In script mode, store the .cue and generated .mp4 together. Relative out: paths resolve next to the cue file, and omitting out: writes <cue-name>.mp4 beside the cue.

  1. Validate the output:
ffprobe -v error \
  -select_streams v:0 \
  -show_entries stream=width,height,r_frame_rate,duration,codec_name \
  -of default=noprint_wrappers=1 \
  wharton-scroll.mp4

Expected default metadata is H.264 video at 1920x1080 and 30/1 frame rate.

Sharing And Install

To share this skill, publish the repository to GitHub with SKILL.md at the repo root. Tell users they can ask Codex to install it from the GitHub URL, or manually clone it into ${CODEX_HOME:-$HOME/.codex}/skills/web-scroll-video, then restart Codex.

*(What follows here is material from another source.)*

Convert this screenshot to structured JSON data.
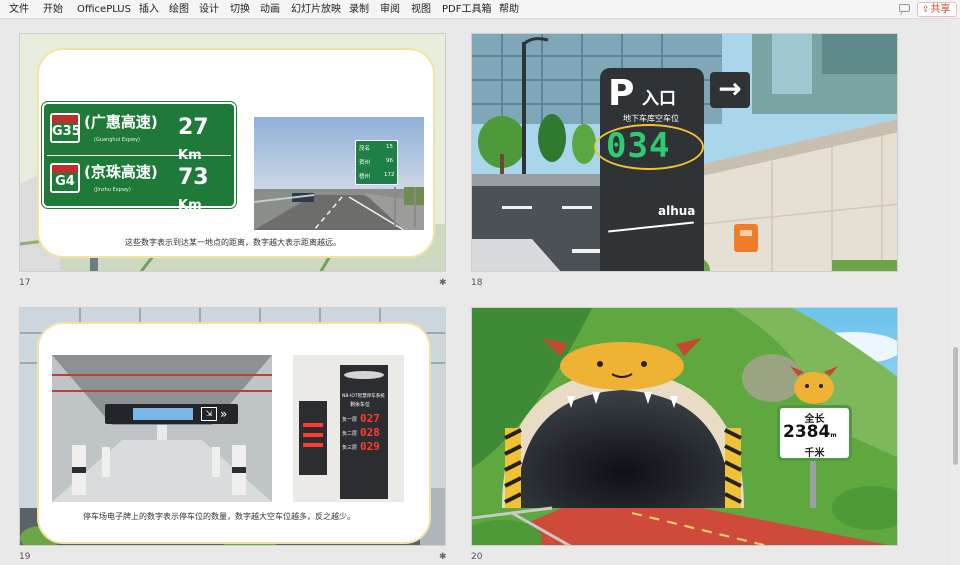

If using the skill installer helper directly:

python3 "${CODEX_HOME:-$HOME/.codex}/skills/.system/skill-installer/scripts/install-skill-from-github.py" \
  --repo <owner>/<repo> \
  --path . \
  --name web-scroll-video

Capture Options

Prefer these controls:

  • --out <path> to set the MP4 file path.
  • --width 1920 --height 1080 for 1080p landscape output.
  • --fps 30 for normal video output.
  • --speed <px/sec> for a fixed CSS-pixel scroll rate.
  • --duration <seconds> when the user wants the full page scroll to fit a fixed length.
  • --script <path> when the user wants pauses, clicks, typing, zooms, highlights, or a producer-directed sequence.
  • --cursor or cursor: on when the user wants a visible cursor. Keep cursor off by default.
  • --storyboard <dir> when the user wants one PNG checkpoint after each cue step. Do not create storyboards by default.
  • --delay <ms> when page content needs more time after load.
  • --warmup-step <px> when lazy-loaded content needs smaller pre-scroll increments.
  • --chrome-path <path> or CHROME_PATH when Chrome is not auto-detected.
  • --ffmpeg-path <path> or FFMPEG_PATH when ffmpeg is not on PATH.

Operational Notes

  • The tool launches headless Chrome with a temporary profile and DevTools on 127.0.0.1.
  • In sandboxed environments, rerun with approval if local port binding or live URL access is blocked.
  • In Docker, Chromium may fail with namespace or sandbox errors. Prefer a normal VM for install testing; for Docker-only smoke tests, use a wrapper that launches Chromium with --no-sandbox and pass it via --chrome-path.
  • Output MP4 files are ignored by git. Leave generated videos in the working tree unless the user asks to remove them.
  • For cue-driven videos, keep the .cue and .mp4 in the same folder. Prefer cues/<name>.cue and either omit out: or use out: <name>.mp4.
  • One-shot scroll capture is deterministic: it captures fixed scroll positions and pipes PNG frames to ffmpeg.
  • Cue-sheet mode captures timed frames for pauses and interactions so page animations can continue during pauses.
  • If a cue step fails, inspect and mention <output>.error.json and <output>.error.png; they contain the failure message and current-page screenshot.

Cue Sheet Guidance

Prefer .cue text for humans and JSON only for generated or programmatic workflows. Use sequence style, not absolute timestamps.

Supported .cue actions:

go https://example.com
pause 1.5
scroll to bottom over 5
scroll to 1800 over 4
scroll to "Visible text" over 4
scroll by 800 over 2
click "Visible text"
click selector ".button-class"
type "search terms" into "Search"
press Enter
wait text "Results" timeout 10
zoom to 1.2 over 1
highlight "Important text" for 1.5

When translating plain English, make reasonable timing choices, then render and validate. If an interaction target fails, revise the cue to use a clearer visible label or selector and rerun.